Точно это ей я принес букет альпийских роз.
XXVI
Вильгельмовская гимназия, которую посещали королевские пажи, слыла самым аристократическим учебным заведением Мюнхена. Отец решил втиснуть меня в эту гимназию, – он так и выразился «втиснуть», – чтобы я отучился от своих плохих манер и привык к светскому обществу.

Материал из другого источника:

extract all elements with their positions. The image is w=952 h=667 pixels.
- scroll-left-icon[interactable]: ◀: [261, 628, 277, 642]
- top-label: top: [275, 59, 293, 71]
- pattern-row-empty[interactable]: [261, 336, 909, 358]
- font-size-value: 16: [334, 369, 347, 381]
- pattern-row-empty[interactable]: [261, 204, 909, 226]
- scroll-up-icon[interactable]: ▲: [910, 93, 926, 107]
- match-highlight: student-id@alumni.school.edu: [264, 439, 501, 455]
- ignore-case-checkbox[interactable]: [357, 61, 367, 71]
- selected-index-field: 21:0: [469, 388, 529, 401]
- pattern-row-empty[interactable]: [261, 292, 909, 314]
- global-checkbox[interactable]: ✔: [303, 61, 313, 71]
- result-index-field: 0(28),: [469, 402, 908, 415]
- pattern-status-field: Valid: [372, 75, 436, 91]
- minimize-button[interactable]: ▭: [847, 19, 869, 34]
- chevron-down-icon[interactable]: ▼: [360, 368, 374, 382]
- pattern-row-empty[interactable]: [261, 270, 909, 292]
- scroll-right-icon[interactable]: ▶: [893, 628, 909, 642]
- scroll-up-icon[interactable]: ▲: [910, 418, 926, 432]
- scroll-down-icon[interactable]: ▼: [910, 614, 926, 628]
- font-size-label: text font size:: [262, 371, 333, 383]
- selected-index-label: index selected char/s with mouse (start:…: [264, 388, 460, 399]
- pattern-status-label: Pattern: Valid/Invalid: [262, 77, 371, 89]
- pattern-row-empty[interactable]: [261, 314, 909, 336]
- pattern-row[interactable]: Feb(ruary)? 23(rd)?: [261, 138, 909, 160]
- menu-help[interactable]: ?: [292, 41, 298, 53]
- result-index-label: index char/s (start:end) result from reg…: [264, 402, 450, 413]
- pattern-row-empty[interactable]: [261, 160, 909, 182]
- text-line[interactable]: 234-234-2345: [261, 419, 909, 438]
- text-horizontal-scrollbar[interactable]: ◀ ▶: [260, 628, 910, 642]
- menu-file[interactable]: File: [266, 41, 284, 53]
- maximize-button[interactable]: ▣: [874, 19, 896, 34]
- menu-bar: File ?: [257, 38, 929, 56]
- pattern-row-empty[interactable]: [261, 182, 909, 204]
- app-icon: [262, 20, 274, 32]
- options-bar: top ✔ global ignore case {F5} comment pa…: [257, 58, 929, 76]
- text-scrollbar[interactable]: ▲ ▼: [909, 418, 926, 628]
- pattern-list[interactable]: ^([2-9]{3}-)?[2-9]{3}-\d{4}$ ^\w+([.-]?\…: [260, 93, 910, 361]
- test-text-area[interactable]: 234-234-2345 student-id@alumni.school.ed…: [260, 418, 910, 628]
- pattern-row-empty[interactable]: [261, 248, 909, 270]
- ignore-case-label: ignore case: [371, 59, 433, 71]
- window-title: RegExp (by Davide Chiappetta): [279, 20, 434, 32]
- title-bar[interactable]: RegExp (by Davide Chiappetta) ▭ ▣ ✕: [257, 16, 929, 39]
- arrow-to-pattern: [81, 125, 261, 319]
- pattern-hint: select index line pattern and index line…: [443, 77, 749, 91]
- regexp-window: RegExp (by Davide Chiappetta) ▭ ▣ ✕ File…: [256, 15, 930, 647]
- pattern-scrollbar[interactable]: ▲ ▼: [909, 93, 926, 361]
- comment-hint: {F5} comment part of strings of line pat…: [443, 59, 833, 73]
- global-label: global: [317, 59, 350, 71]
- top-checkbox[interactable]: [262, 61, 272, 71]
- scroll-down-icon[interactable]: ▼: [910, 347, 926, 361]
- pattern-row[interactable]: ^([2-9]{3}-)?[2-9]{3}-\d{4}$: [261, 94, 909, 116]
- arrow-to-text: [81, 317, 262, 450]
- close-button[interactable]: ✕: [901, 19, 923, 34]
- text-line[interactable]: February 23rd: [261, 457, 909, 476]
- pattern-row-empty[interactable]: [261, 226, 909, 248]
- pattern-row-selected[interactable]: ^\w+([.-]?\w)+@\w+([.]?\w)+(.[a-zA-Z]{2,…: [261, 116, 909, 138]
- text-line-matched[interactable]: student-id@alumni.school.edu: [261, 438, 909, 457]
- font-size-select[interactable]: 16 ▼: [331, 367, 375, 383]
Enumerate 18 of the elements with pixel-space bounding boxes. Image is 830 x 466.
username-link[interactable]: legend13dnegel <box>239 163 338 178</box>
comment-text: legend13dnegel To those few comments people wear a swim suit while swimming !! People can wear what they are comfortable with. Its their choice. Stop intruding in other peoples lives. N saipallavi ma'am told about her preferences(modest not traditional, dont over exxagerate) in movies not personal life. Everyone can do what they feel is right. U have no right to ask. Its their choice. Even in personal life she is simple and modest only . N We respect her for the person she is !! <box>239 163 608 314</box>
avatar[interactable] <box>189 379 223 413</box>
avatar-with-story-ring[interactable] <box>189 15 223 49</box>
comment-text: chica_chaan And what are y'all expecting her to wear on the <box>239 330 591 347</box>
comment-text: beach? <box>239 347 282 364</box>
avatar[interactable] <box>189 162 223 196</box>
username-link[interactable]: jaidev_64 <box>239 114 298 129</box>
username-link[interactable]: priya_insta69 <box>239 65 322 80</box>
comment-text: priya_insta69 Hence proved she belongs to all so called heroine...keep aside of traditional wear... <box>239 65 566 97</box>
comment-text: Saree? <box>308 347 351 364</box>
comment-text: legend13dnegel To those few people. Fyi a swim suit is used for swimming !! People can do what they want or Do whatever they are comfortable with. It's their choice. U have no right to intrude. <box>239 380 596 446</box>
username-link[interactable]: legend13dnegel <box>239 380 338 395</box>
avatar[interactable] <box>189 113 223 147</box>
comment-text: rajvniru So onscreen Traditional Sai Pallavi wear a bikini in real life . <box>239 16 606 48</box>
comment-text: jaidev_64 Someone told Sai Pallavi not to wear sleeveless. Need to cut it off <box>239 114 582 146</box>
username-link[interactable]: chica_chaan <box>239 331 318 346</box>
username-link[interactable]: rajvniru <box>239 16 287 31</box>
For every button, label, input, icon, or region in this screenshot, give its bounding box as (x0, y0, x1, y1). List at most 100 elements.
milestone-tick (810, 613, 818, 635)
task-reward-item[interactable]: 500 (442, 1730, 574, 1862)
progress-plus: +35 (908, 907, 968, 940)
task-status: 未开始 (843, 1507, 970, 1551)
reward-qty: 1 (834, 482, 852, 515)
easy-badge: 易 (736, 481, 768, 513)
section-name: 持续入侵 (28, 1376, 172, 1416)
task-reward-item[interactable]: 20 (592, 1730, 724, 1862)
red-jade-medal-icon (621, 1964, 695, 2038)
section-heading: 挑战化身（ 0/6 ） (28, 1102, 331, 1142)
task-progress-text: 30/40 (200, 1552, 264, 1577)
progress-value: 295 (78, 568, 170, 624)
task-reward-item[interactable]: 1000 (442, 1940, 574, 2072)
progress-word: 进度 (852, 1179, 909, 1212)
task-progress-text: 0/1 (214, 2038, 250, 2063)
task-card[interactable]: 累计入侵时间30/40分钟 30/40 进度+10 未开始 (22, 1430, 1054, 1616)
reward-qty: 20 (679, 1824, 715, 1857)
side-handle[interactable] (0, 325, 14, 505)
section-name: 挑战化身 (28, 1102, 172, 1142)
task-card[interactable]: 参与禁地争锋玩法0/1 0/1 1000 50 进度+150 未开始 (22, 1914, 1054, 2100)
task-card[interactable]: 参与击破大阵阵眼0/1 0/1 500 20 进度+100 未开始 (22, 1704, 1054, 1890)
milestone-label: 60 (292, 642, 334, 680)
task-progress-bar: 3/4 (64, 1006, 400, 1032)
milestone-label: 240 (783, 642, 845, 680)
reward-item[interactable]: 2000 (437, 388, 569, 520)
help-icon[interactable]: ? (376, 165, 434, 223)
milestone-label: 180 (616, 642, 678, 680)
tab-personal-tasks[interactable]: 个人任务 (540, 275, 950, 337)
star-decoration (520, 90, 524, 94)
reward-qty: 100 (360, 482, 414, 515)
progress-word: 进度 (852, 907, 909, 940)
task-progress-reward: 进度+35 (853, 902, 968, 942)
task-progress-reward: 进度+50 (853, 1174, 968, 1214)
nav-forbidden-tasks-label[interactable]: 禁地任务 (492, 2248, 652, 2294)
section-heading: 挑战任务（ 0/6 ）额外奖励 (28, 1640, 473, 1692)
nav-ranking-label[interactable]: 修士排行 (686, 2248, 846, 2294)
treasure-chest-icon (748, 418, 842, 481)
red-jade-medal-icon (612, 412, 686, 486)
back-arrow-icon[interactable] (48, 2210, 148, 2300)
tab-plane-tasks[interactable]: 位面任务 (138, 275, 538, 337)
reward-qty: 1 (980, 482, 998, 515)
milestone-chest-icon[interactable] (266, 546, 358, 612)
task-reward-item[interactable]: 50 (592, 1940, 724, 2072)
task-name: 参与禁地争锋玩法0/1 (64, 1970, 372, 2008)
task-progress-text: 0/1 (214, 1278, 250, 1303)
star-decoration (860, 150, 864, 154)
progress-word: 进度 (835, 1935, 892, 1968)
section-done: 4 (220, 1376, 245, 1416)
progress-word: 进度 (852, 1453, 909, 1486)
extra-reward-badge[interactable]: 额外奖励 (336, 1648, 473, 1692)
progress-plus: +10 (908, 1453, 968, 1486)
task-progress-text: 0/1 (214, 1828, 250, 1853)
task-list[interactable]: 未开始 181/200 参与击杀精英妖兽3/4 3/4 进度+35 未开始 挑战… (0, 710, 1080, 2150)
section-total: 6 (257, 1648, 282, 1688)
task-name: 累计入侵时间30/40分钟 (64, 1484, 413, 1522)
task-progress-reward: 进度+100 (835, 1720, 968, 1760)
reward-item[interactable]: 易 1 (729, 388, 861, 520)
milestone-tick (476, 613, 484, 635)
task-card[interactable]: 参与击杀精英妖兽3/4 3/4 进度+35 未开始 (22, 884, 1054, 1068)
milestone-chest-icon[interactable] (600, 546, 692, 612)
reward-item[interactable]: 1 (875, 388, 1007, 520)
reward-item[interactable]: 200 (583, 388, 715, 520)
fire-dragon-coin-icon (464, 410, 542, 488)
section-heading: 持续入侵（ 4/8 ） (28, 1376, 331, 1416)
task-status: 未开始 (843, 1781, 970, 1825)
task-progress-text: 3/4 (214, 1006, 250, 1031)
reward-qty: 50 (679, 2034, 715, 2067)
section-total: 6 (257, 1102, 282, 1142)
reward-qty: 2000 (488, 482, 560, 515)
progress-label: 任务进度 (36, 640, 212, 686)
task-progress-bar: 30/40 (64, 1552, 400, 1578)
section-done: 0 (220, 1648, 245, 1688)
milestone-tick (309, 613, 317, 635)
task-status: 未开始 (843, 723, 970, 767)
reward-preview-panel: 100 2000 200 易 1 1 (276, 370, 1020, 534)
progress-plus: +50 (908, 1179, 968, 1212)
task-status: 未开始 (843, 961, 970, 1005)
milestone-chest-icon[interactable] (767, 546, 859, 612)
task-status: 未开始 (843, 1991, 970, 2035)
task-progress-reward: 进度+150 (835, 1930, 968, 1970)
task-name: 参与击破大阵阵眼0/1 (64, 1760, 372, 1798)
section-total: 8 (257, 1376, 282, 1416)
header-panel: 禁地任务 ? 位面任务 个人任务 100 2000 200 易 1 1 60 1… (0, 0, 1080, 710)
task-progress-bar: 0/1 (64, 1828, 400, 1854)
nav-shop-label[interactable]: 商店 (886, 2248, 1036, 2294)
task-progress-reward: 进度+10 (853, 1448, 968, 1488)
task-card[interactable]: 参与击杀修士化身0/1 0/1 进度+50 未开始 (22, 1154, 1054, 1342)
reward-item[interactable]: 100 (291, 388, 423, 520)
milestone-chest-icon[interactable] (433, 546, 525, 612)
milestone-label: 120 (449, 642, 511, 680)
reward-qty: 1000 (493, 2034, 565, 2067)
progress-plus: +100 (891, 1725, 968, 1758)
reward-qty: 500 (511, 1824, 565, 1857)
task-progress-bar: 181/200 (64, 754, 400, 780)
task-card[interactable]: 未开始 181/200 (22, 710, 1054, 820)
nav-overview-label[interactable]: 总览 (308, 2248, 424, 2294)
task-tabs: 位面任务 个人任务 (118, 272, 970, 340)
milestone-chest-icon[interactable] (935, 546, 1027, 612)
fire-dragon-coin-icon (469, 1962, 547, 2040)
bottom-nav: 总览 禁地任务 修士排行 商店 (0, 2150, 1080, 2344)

К плохим манерам относилось и мое злорадство по поводу проделки капитана из Кёпеника. Сапожник, по фамилии Фогт, вырядившись в форму капитана, умудрился занять кёпеникскую ратушу и самым бесцеремонным образом натянуть нос государству.
– Ничего смешного тут нет, – сказал отец, – наоборот, это очень грустно, такие выходки подрывают авторитет государства! В иных случаях подобная история может принести гораздо больший вред, чем любая подстрекательская речь Бебеля в рейхстаге.
Однако, когда собралось трио, майор Боннэ стал на другую точку зрения; он всегда считал смехотворной прусскую выправку; по его мнению, баварцы были лучшими солдатами. Шутя, он предложил отцу послать кёпеникскому капитану поздравительную телеграмму.
– Прискорбно, в высшей степени прискорбно! – пожаловался потом маме отец. – Я просто отказываюсь понять майора! Говорить такие вещи в присутствии подростка… Уж если признанные носители государственного авторитета… Следует ли удивляться, что наши дети испорчены?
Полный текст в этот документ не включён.